Sitting in Youth Group, I noticed her staring at someone across the room. I knew the look well from personal experience. I could almost hear the voices in her head as she examined the other girl.
“Her skin is perfect. Not like mine all blotchy and dry. Is she even wearing any makeup?!”
“I wish my hair was like hers. Why didn’t I try and do something with this hair? Ugh.”
“She’s got such a pretty singing voice. I sound like a dying calf.”
I’ve been playing the comparison game as long as I could remember. Everyone had something I longed for. My sister had athletics and the ability to run long distances and not DIE. The girl sitting next to me in English had the skinny, lean body while my chins could be numbered. He learned languages easily and quickly while I couldn’t conjugate to save my life. She’s married and has a couple great kids while I’m VERY single and no where close to picking out little pink tutus or little jean overalls.

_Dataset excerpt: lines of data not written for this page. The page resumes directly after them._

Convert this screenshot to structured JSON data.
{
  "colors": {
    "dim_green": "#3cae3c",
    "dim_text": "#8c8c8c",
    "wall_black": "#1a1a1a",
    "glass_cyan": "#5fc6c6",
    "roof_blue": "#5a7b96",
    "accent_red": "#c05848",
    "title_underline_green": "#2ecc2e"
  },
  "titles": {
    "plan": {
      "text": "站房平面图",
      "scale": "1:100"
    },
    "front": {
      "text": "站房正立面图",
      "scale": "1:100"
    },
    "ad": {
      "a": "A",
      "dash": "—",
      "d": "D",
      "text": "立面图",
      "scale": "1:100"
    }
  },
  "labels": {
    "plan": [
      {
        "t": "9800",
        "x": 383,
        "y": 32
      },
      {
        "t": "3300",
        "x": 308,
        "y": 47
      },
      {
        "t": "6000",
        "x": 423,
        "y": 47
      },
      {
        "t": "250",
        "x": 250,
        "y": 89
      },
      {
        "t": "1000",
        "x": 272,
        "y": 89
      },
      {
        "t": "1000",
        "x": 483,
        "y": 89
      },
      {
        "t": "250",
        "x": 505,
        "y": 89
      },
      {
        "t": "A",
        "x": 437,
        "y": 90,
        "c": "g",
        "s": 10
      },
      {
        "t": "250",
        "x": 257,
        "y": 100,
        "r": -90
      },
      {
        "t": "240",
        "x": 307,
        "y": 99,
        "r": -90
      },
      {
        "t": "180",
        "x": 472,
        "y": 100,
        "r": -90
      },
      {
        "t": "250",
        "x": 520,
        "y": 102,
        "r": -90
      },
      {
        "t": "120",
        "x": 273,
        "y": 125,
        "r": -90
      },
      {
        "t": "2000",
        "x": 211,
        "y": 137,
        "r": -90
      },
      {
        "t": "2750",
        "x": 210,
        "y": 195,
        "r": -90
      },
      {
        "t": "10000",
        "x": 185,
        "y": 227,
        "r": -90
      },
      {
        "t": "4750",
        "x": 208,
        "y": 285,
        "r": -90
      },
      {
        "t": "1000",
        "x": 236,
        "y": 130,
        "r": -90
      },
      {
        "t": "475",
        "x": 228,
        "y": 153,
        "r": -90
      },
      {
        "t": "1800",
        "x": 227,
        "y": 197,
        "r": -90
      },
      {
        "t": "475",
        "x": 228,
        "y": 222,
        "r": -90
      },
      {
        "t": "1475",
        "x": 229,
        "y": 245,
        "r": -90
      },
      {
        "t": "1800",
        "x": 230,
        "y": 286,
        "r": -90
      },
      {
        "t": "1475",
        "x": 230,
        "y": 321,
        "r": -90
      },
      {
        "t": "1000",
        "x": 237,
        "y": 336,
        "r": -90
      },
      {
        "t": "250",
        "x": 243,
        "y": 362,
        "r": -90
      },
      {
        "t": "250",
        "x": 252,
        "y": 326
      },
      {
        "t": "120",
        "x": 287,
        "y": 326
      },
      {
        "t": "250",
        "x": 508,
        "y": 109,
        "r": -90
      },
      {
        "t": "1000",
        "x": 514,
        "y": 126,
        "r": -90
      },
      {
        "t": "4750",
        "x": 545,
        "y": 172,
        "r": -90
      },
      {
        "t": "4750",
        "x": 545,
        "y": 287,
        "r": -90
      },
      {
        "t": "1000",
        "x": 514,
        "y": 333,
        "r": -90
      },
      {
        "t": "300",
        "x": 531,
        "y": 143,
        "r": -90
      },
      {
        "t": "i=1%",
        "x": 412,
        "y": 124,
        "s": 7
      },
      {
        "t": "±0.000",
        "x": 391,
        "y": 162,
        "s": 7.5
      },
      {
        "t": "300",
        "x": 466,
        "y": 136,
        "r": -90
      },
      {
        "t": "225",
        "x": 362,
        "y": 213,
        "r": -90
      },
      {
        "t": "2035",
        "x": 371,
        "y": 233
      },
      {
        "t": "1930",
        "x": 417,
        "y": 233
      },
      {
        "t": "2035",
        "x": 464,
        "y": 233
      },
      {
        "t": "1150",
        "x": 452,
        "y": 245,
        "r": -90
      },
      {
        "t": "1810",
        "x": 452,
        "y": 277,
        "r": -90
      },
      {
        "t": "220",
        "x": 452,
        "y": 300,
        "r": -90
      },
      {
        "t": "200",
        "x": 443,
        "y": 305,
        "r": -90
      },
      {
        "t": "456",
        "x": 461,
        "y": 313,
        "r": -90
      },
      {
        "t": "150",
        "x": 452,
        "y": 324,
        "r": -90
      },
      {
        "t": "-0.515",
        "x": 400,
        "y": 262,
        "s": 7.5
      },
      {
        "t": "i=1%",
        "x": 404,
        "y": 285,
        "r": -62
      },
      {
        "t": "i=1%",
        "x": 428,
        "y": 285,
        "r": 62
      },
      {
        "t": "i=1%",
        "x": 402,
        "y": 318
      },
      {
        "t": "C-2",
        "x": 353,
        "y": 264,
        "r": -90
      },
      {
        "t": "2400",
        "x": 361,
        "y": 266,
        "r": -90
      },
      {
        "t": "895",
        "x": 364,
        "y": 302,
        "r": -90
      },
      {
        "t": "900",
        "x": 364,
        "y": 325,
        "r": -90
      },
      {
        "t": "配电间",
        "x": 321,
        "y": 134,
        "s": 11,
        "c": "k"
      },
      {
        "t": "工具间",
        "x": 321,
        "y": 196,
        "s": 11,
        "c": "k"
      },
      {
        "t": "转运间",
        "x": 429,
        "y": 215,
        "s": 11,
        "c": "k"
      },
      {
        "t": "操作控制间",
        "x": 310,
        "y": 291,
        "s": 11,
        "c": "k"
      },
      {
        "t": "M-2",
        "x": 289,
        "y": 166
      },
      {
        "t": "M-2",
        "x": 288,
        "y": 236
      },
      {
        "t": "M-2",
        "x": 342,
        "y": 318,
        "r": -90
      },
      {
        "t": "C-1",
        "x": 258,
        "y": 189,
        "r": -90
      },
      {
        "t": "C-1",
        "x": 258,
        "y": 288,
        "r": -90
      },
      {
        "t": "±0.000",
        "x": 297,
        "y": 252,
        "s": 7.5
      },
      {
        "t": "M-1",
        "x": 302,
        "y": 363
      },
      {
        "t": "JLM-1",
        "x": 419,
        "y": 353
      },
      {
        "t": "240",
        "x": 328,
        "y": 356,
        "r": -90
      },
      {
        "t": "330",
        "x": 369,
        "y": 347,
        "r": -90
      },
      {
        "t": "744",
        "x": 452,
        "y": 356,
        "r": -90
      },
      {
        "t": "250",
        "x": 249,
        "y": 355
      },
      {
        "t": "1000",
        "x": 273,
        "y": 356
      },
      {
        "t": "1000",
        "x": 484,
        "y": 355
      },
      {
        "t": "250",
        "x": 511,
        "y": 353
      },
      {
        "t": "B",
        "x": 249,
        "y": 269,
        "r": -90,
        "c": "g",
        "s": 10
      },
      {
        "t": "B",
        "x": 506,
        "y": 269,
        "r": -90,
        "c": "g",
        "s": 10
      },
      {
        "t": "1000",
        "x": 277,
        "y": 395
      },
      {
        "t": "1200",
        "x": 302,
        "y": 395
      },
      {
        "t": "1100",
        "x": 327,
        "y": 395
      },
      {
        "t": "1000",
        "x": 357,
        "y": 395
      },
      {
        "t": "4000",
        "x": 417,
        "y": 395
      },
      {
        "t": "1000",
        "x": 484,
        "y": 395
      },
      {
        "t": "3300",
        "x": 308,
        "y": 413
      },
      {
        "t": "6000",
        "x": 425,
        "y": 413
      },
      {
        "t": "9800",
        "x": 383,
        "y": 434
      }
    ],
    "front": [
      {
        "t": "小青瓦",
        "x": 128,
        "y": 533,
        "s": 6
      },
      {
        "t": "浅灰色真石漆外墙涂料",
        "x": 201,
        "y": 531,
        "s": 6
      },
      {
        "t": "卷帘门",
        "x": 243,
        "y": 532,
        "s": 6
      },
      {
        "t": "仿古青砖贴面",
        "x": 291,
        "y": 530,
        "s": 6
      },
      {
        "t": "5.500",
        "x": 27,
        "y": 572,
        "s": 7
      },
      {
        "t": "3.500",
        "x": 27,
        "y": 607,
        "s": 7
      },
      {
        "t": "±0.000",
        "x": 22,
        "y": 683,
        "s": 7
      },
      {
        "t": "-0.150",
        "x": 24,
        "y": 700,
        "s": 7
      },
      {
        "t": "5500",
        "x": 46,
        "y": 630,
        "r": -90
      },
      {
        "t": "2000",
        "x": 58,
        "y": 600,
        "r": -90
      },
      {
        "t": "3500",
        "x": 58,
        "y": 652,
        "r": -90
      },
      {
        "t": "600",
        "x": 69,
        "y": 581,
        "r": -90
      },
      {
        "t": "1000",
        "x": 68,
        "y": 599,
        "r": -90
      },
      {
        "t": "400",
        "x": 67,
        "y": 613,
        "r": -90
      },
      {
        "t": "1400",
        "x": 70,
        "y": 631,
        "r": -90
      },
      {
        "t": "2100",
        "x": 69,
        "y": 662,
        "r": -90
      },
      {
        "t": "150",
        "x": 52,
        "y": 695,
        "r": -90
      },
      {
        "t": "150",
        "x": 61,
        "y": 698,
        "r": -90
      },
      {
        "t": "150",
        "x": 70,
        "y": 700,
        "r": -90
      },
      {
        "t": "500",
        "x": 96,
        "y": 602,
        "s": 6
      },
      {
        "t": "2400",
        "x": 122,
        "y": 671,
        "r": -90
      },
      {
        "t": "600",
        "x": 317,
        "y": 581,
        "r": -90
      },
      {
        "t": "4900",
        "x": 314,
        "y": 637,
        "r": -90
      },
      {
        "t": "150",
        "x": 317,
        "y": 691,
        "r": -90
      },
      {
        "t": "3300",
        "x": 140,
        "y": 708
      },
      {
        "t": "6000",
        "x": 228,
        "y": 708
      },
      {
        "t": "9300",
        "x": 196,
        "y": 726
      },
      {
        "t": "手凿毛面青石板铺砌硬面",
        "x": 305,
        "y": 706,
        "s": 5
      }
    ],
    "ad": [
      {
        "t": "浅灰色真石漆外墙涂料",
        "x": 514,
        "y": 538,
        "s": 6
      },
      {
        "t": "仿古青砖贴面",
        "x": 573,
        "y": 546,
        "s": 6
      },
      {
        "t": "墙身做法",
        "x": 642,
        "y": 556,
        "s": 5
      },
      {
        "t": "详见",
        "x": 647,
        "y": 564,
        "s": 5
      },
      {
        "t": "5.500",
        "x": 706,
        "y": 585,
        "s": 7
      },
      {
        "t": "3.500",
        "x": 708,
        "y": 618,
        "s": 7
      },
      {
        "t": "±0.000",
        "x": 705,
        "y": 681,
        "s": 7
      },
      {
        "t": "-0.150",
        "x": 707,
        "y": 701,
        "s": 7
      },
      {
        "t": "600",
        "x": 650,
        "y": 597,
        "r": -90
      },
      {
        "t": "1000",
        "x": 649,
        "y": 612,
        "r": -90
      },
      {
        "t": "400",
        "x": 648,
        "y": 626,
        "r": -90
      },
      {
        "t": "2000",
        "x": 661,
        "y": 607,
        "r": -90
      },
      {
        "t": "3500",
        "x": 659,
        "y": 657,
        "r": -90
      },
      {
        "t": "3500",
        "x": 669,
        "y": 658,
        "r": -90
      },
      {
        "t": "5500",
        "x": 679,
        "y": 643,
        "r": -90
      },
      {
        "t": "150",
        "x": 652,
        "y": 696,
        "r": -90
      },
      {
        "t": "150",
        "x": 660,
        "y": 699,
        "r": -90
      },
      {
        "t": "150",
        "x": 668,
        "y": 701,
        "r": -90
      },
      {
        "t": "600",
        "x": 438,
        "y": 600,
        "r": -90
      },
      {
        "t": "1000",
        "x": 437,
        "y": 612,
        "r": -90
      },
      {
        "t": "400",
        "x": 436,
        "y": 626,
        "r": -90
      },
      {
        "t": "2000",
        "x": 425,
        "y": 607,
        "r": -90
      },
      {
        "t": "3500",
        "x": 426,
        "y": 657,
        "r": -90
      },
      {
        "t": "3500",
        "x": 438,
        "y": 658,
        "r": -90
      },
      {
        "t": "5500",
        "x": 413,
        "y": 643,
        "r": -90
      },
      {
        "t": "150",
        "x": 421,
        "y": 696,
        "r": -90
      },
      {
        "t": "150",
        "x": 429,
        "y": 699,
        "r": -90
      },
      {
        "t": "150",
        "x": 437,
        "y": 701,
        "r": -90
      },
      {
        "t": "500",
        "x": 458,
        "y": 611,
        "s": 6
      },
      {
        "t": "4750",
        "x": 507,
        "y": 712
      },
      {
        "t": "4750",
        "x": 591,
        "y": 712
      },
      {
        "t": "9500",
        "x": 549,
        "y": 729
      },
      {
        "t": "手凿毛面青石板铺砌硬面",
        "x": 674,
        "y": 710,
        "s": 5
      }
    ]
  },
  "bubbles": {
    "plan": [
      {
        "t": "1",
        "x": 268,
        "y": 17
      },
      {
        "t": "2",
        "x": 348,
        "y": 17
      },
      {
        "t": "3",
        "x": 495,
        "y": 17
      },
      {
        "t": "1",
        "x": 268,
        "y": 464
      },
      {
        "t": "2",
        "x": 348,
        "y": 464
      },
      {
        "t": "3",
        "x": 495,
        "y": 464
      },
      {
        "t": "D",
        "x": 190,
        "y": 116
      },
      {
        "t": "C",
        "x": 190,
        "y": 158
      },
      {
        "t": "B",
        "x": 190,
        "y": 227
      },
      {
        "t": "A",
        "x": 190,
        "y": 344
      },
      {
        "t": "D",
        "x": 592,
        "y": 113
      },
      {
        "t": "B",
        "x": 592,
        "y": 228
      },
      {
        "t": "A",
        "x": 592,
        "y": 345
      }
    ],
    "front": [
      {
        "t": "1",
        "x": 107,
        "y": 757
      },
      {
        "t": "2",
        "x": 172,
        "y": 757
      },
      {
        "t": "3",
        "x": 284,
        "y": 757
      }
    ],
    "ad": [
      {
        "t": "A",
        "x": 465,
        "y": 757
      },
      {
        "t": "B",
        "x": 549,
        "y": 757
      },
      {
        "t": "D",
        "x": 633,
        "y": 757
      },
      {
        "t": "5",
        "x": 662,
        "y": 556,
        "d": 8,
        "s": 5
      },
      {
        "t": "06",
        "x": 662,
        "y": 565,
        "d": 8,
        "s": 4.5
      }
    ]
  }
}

Comparing is breeding ground for pity and I was the Pity, Pity Princess.
I’ve come to learn that one of the problems with this mentality is that each time I play the comparison game I’m telling God : You didn’t do a good job on me. I’m telling a perfect God that He made a mistake. And to top that, that my feeble human mind knows BETTER.

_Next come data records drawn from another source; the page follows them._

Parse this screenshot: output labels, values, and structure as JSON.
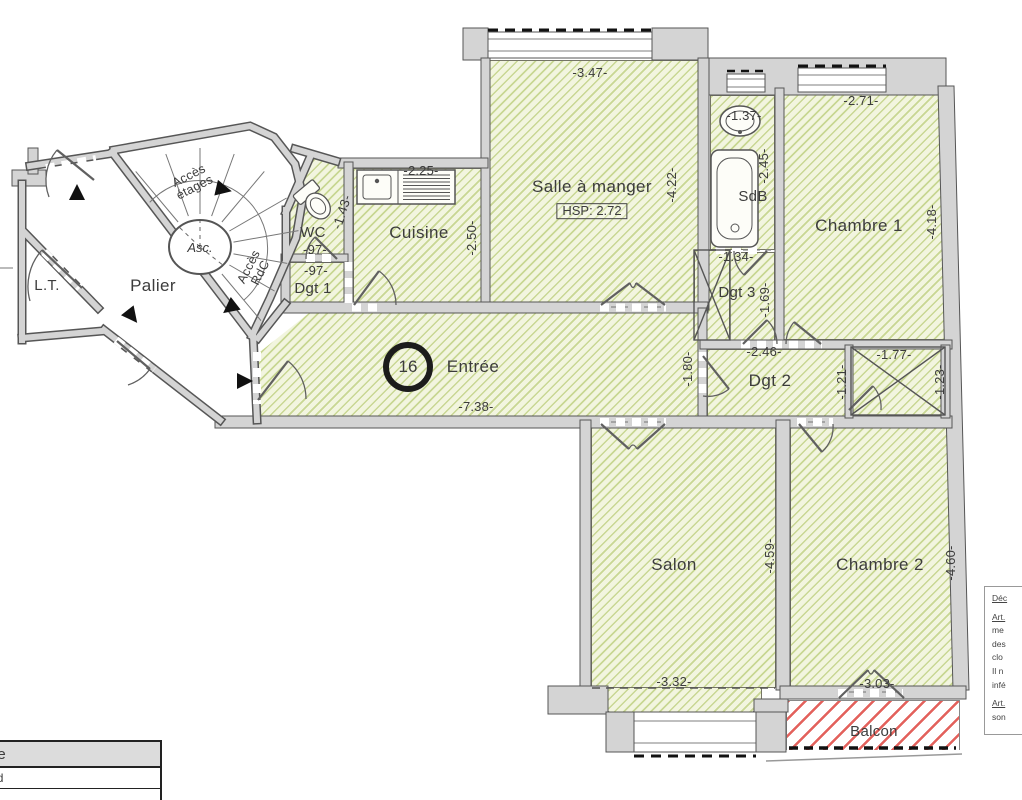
{
  "rooms": {
    "salle_a_manger": {
      "label": "Salle à manger",
      "hsp": "HSP: 2.72",
      "dim_width": "-3.47-",
      "dim_height": "-4.22-"
    },
    "sdb": {
      "label": "SdB",
      "dim_width": "-1.37-",
      "dim_height": "-2.45-"
    },
    "chambre1": {
      "label": "Chambre 1",
      "dim_width": "-2.71-",
      "dim_height": "-4.18-"
    },
    "dgt3": {
      "label": "Dgt 3",
      "dim_width": "-1.34-",
      "dim_height": "-1.69-"
    },
    "cuisine": {
      "label": "Cuisine",
      "dim_width": "-2.25-",
      "dim_height": "-2.50-"
    },
    "wc": {
      "label": "WC",
      "dim_width": "-97-",
      "dim_height": "-1.43-"
    },
    "dgt1": {
      "label": "Dgt 1",
      "dim_width": "-97-"
    },
    "entree": {
      "label": "Entrée",
      "lot_number": "16",
      "dim_width": "-7.38-"
    },
    "dgt2": {
      "label": "Dgt 2",
      "dim_width": "-2.46-",
      "dim_left": "-1.80-",
      "dim_right": "-1.21-"
    },
    "placard": {
      "dim_width": "-1.77-",
      "dim_height": "-1.23-"
    },
    "salon": {
      "label": "Salon",
      "dim_width": "-3.32-",
      "dim_height": "-4.59-"
    },
    "chambre2": {
      "label": "Chambre 2",
      "dim_width": "-3.03-",
      "dim_height": "-4.60-"
    },
    "balcon": {
      "label": "Balcon"
    }
  },
  "common_areas": {
    "palier": {
      "label": "Palier"
    },
    "lt": {
      "label": "L.T."
    },
    "stairs": {
      "elevator": "Asc.",
      "up_line1": "Accès",
      "up_line2": "étages",
      "down_line1": "Accès",
      "down_line2": "RdC"
    }
  },
  "legend": {
    "header": "gende",
    "row1": "olafond",
    "row2": "s"
  },
  "note": {
    "l1": "Déc",
    "l2": "Art.",
    "l3": "me",
    "l4": "des",
    "l5": "clo",
    "l6": "Il n",
    "l7": "infé",
    "l8": "Art.",
    "l9": "son"
  },
  "colors": {
    "room_hatch_line": "#a6be55",
    "room_fill": "#f2f5df",
    "wall_fill": "#d4d4d4",
    "wall_edge": "#565656",
    "balcony_hatch": "#e0504a",
    "text": "#3c3c3c"
  }
}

There are some Truths I believe about God. I believe He is perfect. That He is good. That He is all knowing. All powerful. But I was living as if He was one of those people who has to read the direction on how to make Pop-Tarts. Ya know what I mean? In revelatory fashion, it all clicked. If God is perfect and He made me than He made me perfectly. I’m not one of the “imperfects” marked down on the clearance shelf either.
I’ve got everything I was meant to have. Sure, I’m not musically gifted, my muscle is protected by layers of “cuddle” and I’d much rather run into a Starbucks than run in a marathon, but I’m me. And everything I am and have (in regards to gifts, passions, skills, talents) is exactly what I need.

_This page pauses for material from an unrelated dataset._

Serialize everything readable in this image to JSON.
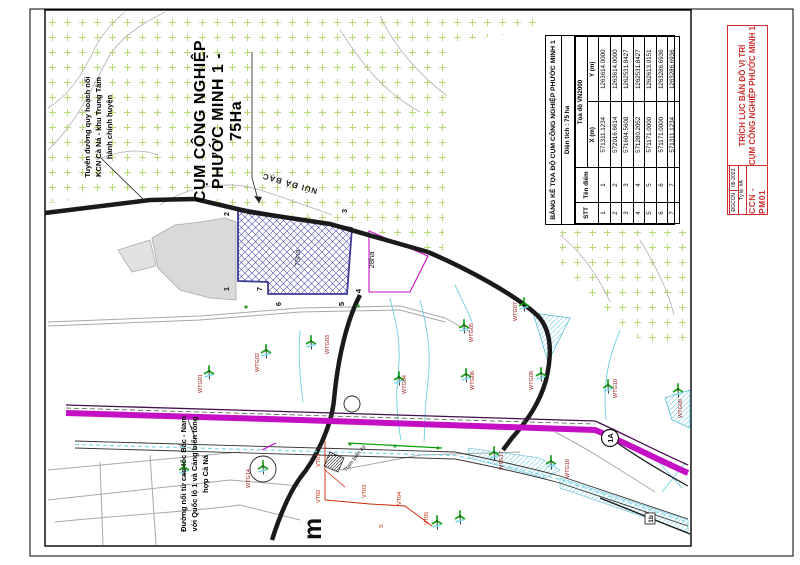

I’m a unique puzzle piece, but I fit perfectly into MY spot in the big picture. There’s no sense trying to make myself fit in someone else’s spot. It won’t work, but if I understand that being me means that I can connect with the people God has placed around me for this time and for His purpose than I can finally find some peace. That means that even though there are 7 billion people in the world– I am still significant because God made only one me. And there may be over 240 million blogs on the internet– my blog is still important because it will reach and speak to people that other blogs won’t. And no other blog has me…so there’s that too.
Stop looking at everyone else. God did a good job on YOU. You are going to love people I’ll never know. You’re going to do things I could never do. And that’s awesome. We want and we NEED genuine you. Not some weird Frankenstein mash-up of who you think we need or want. Just you– the way God made you. In all your quirkiness. You.